Lumineuse dans la moindre de ses tenues, je me rappelle cette aura pleine de charme qui singularisait cette beauté éternelle. Sobriété et excentricité étaient alors dénuées de sens tant je m’émerveillais quel que soit le goût et la nature de son habillement, qui toujours lui conférait une beauté irréfragable.

Avenante jusqu’au dernier de ses gestes, je me souviens de ses moues délicates, pareilles aux doigté plein de finesse de l’étudiante assidue qui feuilletait les pages de ses grimoires, du haut de ses verres que rarement, hélas, elle revêtait. Elle révélait alors sans le savoir, la plus belle des icônes.

Unique en son genre, j’ingurgitais ses paroles, et j’étais ivre au rythme des syllabes, comme on s’enivre du bon vin, chacun de ses gestes captait mon esprit, et j’assimilais son être tout entier à une force inébranlable à laquelle je ne pouvais ni ne voulais me soustraire.

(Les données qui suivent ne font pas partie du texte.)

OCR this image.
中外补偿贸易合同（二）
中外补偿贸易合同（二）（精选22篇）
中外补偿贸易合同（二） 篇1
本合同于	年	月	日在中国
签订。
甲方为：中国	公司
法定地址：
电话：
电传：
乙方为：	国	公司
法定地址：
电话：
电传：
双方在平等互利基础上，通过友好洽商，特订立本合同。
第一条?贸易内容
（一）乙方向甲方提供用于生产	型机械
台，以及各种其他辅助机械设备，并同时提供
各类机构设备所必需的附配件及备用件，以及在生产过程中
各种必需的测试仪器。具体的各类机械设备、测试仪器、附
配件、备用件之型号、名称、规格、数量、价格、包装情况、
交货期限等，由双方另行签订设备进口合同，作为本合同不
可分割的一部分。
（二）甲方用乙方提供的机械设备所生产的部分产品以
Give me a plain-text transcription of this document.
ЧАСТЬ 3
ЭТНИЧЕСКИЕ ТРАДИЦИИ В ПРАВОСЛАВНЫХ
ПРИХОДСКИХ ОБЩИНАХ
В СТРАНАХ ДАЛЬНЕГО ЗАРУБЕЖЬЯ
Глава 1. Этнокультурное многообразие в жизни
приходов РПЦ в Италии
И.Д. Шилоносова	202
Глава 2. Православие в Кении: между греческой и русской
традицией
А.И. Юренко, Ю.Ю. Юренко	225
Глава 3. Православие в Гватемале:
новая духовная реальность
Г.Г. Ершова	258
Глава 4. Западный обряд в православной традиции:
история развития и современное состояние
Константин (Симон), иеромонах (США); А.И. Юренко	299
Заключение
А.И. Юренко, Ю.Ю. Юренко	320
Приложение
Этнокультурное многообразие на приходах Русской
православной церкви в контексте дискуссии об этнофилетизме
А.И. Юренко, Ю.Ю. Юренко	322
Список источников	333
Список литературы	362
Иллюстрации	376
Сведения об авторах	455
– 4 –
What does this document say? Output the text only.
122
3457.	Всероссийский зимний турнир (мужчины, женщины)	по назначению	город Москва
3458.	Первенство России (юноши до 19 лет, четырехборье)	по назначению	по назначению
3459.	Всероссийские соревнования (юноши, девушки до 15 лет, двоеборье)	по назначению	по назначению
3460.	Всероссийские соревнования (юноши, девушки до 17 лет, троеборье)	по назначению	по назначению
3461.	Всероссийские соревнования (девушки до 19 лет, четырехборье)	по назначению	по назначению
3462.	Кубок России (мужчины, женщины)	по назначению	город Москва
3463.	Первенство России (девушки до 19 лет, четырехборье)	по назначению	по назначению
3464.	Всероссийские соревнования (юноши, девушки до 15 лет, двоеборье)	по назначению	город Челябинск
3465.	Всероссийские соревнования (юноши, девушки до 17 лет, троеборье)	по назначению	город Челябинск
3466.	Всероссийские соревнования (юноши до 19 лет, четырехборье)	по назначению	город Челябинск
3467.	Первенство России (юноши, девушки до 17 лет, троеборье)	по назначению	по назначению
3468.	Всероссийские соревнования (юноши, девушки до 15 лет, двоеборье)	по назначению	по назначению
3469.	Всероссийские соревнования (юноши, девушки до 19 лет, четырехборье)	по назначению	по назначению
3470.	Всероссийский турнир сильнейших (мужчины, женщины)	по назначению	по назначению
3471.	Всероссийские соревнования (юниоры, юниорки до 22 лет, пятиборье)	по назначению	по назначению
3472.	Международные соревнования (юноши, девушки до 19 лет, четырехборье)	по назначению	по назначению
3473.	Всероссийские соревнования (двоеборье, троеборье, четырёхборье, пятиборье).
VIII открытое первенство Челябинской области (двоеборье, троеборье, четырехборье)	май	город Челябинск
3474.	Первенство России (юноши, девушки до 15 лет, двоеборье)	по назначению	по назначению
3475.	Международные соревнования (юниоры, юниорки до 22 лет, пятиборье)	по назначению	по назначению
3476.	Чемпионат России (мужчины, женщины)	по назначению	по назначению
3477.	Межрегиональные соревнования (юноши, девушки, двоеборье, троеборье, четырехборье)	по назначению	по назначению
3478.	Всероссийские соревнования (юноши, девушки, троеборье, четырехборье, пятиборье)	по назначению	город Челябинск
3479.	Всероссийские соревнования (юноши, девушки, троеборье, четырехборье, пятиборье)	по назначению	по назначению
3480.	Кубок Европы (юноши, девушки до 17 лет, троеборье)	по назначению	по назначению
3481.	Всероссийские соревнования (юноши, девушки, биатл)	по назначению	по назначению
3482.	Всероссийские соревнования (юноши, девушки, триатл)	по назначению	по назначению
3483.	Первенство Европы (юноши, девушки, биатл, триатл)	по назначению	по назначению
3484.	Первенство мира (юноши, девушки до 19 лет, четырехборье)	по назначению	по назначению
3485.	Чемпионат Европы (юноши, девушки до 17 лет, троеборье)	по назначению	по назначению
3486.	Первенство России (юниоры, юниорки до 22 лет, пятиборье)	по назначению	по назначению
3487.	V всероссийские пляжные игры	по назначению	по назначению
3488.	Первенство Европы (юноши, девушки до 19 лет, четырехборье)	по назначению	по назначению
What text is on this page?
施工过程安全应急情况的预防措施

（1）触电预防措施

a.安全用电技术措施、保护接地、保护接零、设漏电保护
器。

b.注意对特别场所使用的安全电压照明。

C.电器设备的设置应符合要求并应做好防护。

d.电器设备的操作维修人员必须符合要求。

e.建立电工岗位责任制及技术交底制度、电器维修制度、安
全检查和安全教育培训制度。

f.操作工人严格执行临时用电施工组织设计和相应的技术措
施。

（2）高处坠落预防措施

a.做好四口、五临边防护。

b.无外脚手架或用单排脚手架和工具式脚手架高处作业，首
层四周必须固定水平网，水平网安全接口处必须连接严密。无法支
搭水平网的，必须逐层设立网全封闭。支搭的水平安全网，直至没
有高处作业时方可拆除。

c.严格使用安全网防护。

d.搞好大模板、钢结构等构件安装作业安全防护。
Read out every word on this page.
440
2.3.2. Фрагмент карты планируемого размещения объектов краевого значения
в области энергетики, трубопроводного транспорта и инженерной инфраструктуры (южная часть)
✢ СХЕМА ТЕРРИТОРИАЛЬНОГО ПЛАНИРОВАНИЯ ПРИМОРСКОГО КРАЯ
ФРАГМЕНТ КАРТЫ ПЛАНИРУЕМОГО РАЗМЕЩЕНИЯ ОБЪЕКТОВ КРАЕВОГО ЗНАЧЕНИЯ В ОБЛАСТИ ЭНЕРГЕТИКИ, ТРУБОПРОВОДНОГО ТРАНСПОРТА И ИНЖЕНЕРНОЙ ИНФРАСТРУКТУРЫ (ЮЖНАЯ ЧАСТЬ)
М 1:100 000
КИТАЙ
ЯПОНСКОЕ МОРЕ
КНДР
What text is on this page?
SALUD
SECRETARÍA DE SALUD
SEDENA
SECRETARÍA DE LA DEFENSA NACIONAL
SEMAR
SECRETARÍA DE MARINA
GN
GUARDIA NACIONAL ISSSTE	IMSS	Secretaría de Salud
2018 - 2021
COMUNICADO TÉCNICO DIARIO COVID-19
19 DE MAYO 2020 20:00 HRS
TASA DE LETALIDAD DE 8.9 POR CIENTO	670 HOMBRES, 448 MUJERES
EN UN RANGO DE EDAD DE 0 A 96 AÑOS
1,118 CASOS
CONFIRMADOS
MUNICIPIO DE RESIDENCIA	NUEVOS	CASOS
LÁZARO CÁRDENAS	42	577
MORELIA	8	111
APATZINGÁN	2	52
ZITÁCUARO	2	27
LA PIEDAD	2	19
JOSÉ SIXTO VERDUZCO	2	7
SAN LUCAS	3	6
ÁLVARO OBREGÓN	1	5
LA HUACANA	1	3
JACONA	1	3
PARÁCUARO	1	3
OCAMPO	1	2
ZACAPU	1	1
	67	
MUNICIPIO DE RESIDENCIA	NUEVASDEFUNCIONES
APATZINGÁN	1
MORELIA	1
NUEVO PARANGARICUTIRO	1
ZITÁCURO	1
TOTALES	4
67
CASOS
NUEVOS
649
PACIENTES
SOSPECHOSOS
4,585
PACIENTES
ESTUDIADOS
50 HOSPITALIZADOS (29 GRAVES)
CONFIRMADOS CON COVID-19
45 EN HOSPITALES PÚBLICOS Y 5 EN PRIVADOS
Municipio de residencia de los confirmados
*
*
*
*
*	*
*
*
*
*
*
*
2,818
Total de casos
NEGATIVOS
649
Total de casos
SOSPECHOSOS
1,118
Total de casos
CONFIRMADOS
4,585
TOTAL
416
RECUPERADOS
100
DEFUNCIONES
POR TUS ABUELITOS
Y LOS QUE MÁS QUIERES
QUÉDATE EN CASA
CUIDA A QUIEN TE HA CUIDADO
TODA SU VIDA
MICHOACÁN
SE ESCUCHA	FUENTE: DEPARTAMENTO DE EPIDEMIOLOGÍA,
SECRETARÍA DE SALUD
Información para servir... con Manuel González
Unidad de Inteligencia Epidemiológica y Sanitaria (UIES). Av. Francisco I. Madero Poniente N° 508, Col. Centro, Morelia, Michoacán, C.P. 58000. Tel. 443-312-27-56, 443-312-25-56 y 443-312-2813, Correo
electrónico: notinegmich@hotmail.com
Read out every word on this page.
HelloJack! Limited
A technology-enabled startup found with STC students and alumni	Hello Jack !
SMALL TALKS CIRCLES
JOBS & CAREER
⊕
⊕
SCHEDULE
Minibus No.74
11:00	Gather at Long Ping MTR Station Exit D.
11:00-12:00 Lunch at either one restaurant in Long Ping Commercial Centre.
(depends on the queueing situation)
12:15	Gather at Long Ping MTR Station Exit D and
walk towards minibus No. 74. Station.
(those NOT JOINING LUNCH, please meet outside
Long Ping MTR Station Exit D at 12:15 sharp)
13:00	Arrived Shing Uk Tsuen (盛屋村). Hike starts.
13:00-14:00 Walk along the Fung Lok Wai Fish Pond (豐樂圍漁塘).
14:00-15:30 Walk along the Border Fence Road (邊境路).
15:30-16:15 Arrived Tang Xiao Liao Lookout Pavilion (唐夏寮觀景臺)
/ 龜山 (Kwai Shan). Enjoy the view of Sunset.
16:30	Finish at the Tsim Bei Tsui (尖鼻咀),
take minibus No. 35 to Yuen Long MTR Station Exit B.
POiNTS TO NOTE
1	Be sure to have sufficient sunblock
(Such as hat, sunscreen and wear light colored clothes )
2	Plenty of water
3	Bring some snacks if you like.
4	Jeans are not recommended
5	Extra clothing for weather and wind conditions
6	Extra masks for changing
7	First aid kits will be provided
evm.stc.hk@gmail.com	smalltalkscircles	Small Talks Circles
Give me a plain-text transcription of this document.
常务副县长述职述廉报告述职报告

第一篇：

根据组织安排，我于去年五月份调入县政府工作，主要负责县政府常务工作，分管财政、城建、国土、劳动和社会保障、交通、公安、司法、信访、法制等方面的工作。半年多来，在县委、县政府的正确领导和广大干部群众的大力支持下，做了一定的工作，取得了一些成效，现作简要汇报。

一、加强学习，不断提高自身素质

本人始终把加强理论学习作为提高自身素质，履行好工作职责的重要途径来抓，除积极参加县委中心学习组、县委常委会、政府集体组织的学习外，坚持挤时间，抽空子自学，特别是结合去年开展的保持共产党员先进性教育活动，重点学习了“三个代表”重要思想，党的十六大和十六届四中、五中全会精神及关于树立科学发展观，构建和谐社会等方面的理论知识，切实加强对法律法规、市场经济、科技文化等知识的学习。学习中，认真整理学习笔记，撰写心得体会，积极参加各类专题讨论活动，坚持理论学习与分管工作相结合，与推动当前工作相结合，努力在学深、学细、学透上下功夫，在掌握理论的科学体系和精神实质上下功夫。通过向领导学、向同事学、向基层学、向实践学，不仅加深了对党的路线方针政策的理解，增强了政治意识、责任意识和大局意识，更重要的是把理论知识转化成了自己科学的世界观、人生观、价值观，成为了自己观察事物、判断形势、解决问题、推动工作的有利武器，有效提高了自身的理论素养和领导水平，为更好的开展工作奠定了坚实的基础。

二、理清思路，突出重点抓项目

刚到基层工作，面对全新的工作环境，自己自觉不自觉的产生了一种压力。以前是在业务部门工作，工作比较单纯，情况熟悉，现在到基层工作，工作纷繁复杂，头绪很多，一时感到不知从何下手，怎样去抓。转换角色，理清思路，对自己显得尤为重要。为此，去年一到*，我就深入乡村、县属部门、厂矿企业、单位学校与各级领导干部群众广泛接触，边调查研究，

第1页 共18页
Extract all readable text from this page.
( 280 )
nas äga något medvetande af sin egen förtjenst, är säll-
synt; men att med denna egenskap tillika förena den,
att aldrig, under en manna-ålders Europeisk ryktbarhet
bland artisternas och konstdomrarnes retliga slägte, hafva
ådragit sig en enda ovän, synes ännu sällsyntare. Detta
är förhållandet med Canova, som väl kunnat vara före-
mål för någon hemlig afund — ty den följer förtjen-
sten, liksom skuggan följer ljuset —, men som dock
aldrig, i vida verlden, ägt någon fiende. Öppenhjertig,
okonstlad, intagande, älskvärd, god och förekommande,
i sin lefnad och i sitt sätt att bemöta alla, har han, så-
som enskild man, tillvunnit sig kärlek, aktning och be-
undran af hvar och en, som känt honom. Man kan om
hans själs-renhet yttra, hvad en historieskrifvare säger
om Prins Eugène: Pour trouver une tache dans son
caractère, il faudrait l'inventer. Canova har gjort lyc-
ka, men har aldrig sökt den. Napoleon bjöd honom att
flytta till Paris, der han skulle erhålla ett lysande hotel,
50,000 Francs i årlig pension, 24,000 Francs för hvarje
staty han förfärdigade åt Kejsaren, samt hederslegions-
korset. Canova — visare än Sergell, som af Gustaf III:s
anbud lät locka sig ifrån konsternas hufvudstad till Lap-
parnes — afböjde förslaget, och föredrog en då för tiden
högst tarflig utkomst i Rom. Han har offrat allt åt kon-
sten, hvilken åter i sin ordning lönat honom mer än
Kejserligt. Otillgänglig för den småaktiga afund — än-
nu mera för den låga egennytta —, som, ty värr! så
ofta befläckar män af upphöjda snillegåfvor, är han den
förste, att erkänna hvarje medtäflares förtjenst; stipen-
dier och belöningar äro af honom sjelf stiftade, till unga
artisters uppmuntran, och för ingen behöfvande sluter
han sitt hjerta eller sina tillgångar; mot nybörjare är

Ravissante, c’est d’un regard profane et toujours intéressé que j’observais ce fruit défendu. Je n’ose songer à quel éclat traversait l’iris de mes yeux sombres à cet instant éphémère qui me paraissait être séculaire, quand je m’attardais, las, pensif et pleins de rêves, sur la belle de mon cœur.

Aimante, toujours elle l’était, et jamais de mémoire elle n’a cessé de l’être. Ce noble sentiment, épuré, reflétait sa beauté, au cœur de son âme, comme l’eau paisible qui sommeille au clair de lune reflète l’éclat de cet astre coruscant, ce depuis la nuit des temps. Sa bonté m’avait conquis plus aisément que ne l’aurait fait un millier de ses mots.